Manch unbefangener Leser, der bislang den Rechtsstaatsbegriff positiv aufgefasst hat, mag dabei bereits von den ersten Seiten erschüttert werden: Der Autor legt vielseitig und inhaltsreich die Vieldeutigkeit, die genuin deutsche Herkunft und die dahinterstehende Philosophie des Rechtsstaatsbegriffs dar. Es wird deutlich, dass es nicht um die Abwendung von Folter oder verbrecherischen Verfahren, sondern um ein juristisches Pendant zur liberalen Schwächung des Staates geht. Der „Rechtsstaat“ ist juristisch das, was Lassale politisch am liberalen „Nachtwächterstaat“ kritisiert hat. Wie so vieles andere auch ist auch der „Rechtsstaat“ ein Kampfbegriff des Liberalismus und schon deshalb zu hinterfragen, was der Autor vollumfänglich bewerkstelligt.

Nicht nur für Juristen
Trotz verschiedener juristischer Fachbegriffe und Verweise – selbst zahlreiche Juristen werden nur wenig mit dem Verweis auf Hans Kehlsen Rechtspositivismus als „normativistische Höhenflüge“ anfangen können – ist das Buch auch für jeden juristischen Laien gut lesbar und bietet zahlreiche Anlässe zur Vertiefung.
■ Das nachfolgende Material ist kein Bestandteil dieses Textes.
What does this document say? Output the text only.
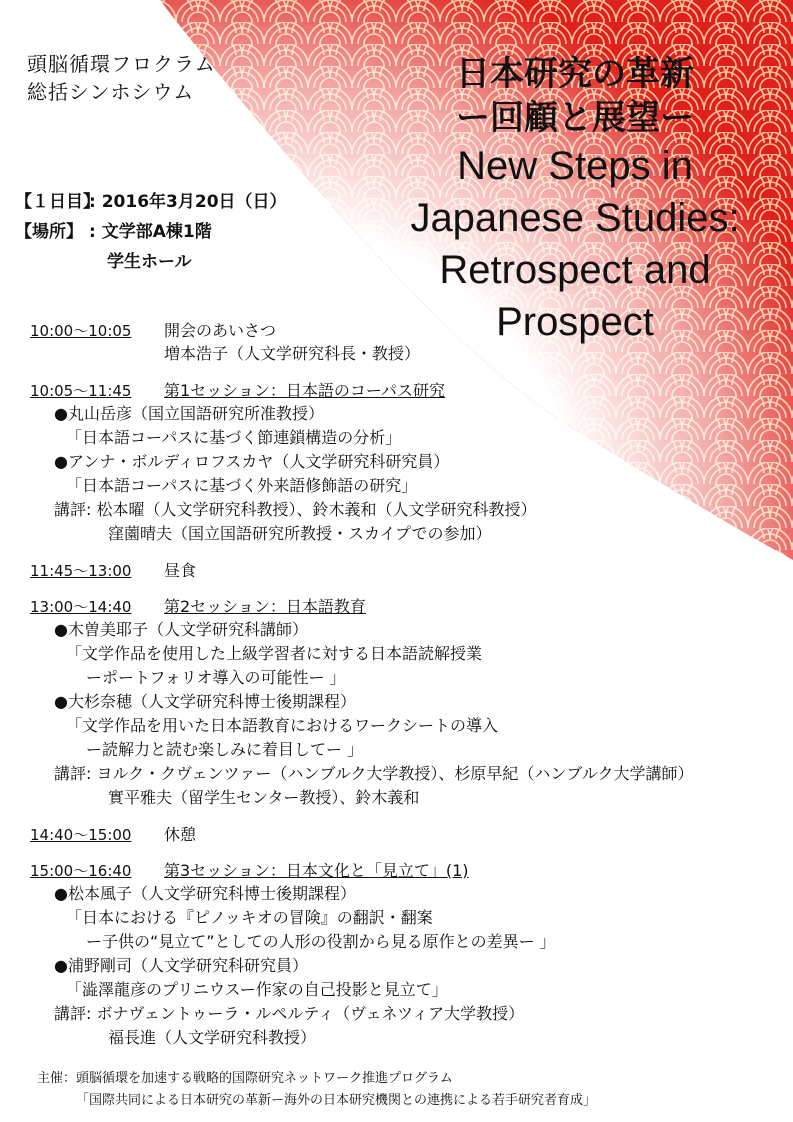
頭脳循環フロクラム
総括シンホシウム	日本研究の革新
ー回顧と展望ー
New Steps in
Japanese Studies:
Retrospect and
Prospect
【１日目】
: 2016年3月20日（日）
【場所】 : 文学部A棟1階
学生ホール
10:00〜10:05	開会のあいさつ
増本浩子（人文学研究科長・教授）
10:05〜11:45	第1セッション：日本語のコーパス研究
●丸山岳彦（国立国語研究所准教授）
「日本語コーパスに基づく節連鎖構造の分析」
●アンナ・ボルディロフスカヤ（人文学研究科研究員）
「日本語コーパスに基づく外来語修飾語の研究」
講評: 松本曜（人文学研究科教授）、鈴木義和（人文学研究科教授）
窪薗晴夫（国立国語研究所教授・スカイプでの参加）
11:45〜13:00	昼食
13:00〜14:40	第2セッション：日本語教育
●木曽美耶子（人文学研究科講師）
「文学作品を使用した上級学習者に対する日本語読解授業
ーポートフォリオ導入の可能性ー 」
●大杉奈穂（人文学研究科博士後期課程）
「文学作品を用いた日本語教育におけるワークシートの導入
ー読解力と読む楽しみに着目してー 」
講評: ヨルク・クヴェンツァー（ハンブルク大学教授）、杉原早紀（ハンブルク大学講師）
實平雅夫（留学生センター教授）、鈴木義和
14:40〜15:00	休憩
15:00〜16:40	第3セッション：日本文化と「見立て」(1)
●松本風子（人文学研究科博士後期課程）
「日本における『ピノッキオの冒険』の翻訳・翻案
ー子供の“見立て”としての人形の役割から見る原作との差異ー 」
●浦野剛司（人文学研究科研究員）
「澁澤龍彦のプリニウスー作家の自己投影と見立て」
講評: ボナヴェントゥーラ・ルペルティ（ヴェネツィア大学教授）
福長進（人文学研究科教授）
主催：頭脳循環を加速する戦略的国際研究ネットワーク推進プログラム
「国際共同による日本研究の革新ー海外の日本研究機関との連携による若手研究者育成」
Inhaltlich ist das Buch zweigeteilt: Der erste Abschnitt stellt eine rechtshistorische Übersicht über die Herkunft und Entwicklung des Rechtsstaatsbegriffes – der „lange Weg des Rechtsstaats vom hehren Verfassungsideal des Vormärz bis zu den Niederungen der begrifflichen Promiskuität in der späteren Bundesrepublik“ – dar, während der zweite deutlich politischer eine Kritik der Entwicklung der Bundesrepublik ist. Während auch Versuche im Dritten Reich, eine nationalsozialistische Interpretation des Rechtsstaats zu finden, thematisiert werden, findet sich leider zur DDR kein geschichtlicher Abschnitt. Die thematisierten geschichtlichen Abschnitte dürften dabei selbst Kennern der Materie neue Informationen bieten und sind, wie man es bei Büchern von Dr. Dr. Thor von Waldstein gewohnt ist, faktenreich und mit zahlreichen Fußnoten versehen.

Zusätzlich auch Pluralismuskritik
Der zweite Teil ist hingegen deutlich politischer. Während die Entwicklung der Bundesrepublik und der Beutewerdung des Staates für die politischen Parteien und ökonomische Akteure gekonnt dargestellt ist – der Leser bekommt quasi nebenbei noch eine fundierte Pluralismuskritik mitgeliefert – ist hier jedoch die größte Schwäche des Werkes zu finden: Die fehlende Belegung beziehungsweise Entwicklung der Ausgangsthese, nämlich das Ende des Rechtsstaats. Dies wird als solches nicht direkt begründet, die im Essay behandelte Umwandlung des Rechtsstaats zum Umverteilungsstaat vermag die Frage nach seinem Ende nicht zu beantworten. Dass „die BRD heute als ein staatsähnlich organisierter Machtagglomerat sui generis“ anstatt als Rechtsstaat darsteht, dürfte von den meisten Bürgern in der Form nicht direkt bejaht werden. Die verschiedenen rechtsstaatlichen Dysfunktionalitäten in politischen Prozessen, bei Verfassungsfragen oder auch bei der Corona-Pandamie sind unbestritten und bekannt, jedoch funktioniert der Rechtsstaat als Organisationsgefüge mit eigenen Verfahrensgesetzen auf die Masse der Verfahren gesehen im Alltag immer noch. Das Einklagen einer zivilrechtlichen Forderung mit den Verfahrensregeln der ZPO und der Einlegung von Rechtsmitteln gegen eine Entscheidung etwa funktioniert für den Normalbürger immer noch, ebenso die Einlegung eines Widerspruchs gegen einen Verwaltungsakt. Die Verkündung des Endes des Rechtsstaats dürfte daher für einen solchen Normalbürger begründungsbedürftig sein, da sie sich trotz aller negativen Entwicklungen nicht ohne Weiteres von selbst erschließt.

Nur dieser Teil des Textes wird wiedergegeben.